I wanted to revisit this post on the growing meme of President Barack Obama as weak and vacillating, in which I said that on Israel-Palestine, Afghanistan and Iran, “there definitely seems to be a hesitation on following through on initial convictions and openings. . . . Obama has blinked.” Because in trying to address a number of interconnected trains of thought, I might have crossed some of the tracks up.

To begin with, on Afghanistan, I don’t think Obama is wrong to pause and consider the strategic objectives before signing off on the resources requested. The problem is that I was under the impression he had done that back in March. That is, before Gen.
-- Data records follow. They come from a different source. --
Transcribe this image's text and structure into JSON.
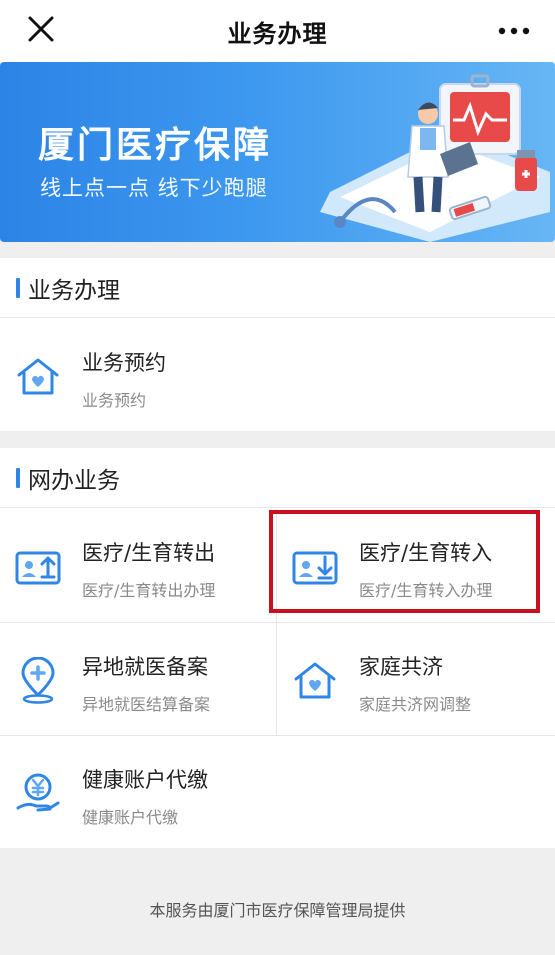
{
  "header": {
    "title": "业务办理",
    "close_icon": "close-icon",
    "more_icon": "more-icon"
  },
  "banner": {
    "title": "厦门医疗保障",
    "subtitle": "线上点一点 线下少跑腿"
  },
  "section1": {
    "heading": "业务办理",
    "items": [
      {
        "title": "业务预约",
        "subtitle": "业务预约",
        "icon": "house-heart-icon"
      }
    ]
  },
  "section2": {
    "heading": "网办业务",
    "items": [
      {
        "title": "医疗/生育转出",
        "subtitle": "医疗/生育转出办理",
        "icon": "card-upload-icon"
      },
      {
        "title": "医疗/生育转入",
        "subtitle": "医疗/生育转入办理",
        "icon": "card-download-icon"
      },
      {
        "title": "异地就医备案",
        "subtitle": "异地就医结算备案",
        "icon": "location-plus-icon"
      },
      {
        "title": "家庭共济",
        "subtitle": "家庭共济网调整",
        "icon": "house-heart-icon"
      },
      {
        "title": "健康账户代缴",
        "subtitle": "健康账户代缴",
        "icon": "yuan-hand-icon"
      }
    ]
  },
  "footer": {
    "text": "本服务由厦门市医疗保障管理局提供"
  },
  "colors": {
    "accent": "#2f86e6",
    "highlight": "#c8101e"
  }
}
David McKiernan’s career was tossed under the MRAP. Now, the Afghan election might have shifted the calculus, but given the speed with which the U.S. and NATO are accepting Afghan President Hamid Karzai’s election, it couldn’t be the only thing causing the sticker shock.

From the beginning, there was a bit of a disconnect between the stated strategic objective of counterterrorism, and the stated tactical method of counterinsurgency. I thought that had been a political smokescreen for walking the mission back. But it looks like no one got the word to McChrystal. So better late than never, but getting it right the first time would have projected more resolve and strength, even if the ultimate decision was to draw down.

With regard to Iran, the argument is a bit more involved, and this is where I used shorthand to perhaps incorrectly lump it in with the other two examples. Because the events of the past week have not really presented Obama in a weak or vacillating or indecisive light. But the comparisons of his handling of the Iran portfolio — culminating in “busting” them over the secret nuclear installation — as “masterful chess” miss the point: In chess, there’s a very clear and indisputable way to win, and the challenge is to find it. With Iran, the challenge is finding the least bad way to lose. We’ll see how the negotiations go tomorrow, but grandstandingthe intel on the secret facility might just have painted Obama into thevery Bush-like corner of talking tough while holding very weak cards. (And as I argued here, they’re all weak cards.)

The common thread, though, is the sense that Obama didn’t follow through on his initial convictions, namely, to fully engage Iran across a broad spectrum of strategic issues, not just the nuclear program. There would have been some costs to that approach, specifically among the EU3 who would have felt endrun on the nuclear negotiations they’ve been handling for six years. And I don’t necessarily share the Leverett-Mann optimism for the outcome of such an engagement. But at least it would have been a bold, decisive and game-changing way to lose, as opposed to such a predictable and recycled one.

Again, the events of June altered the calculus on both ends, in ways that could not have been foreseen. But the effect on Obama’s image lingers.

In both cases, though, Obama had the chance to embark on a realist reappraisal of the limits of U.S. power, while wrapping the project in an image of strength and moral courage. And because he didn’t follow through on his initial convictions, he has now fallen into the trap of talking loudly and carrying a small stick.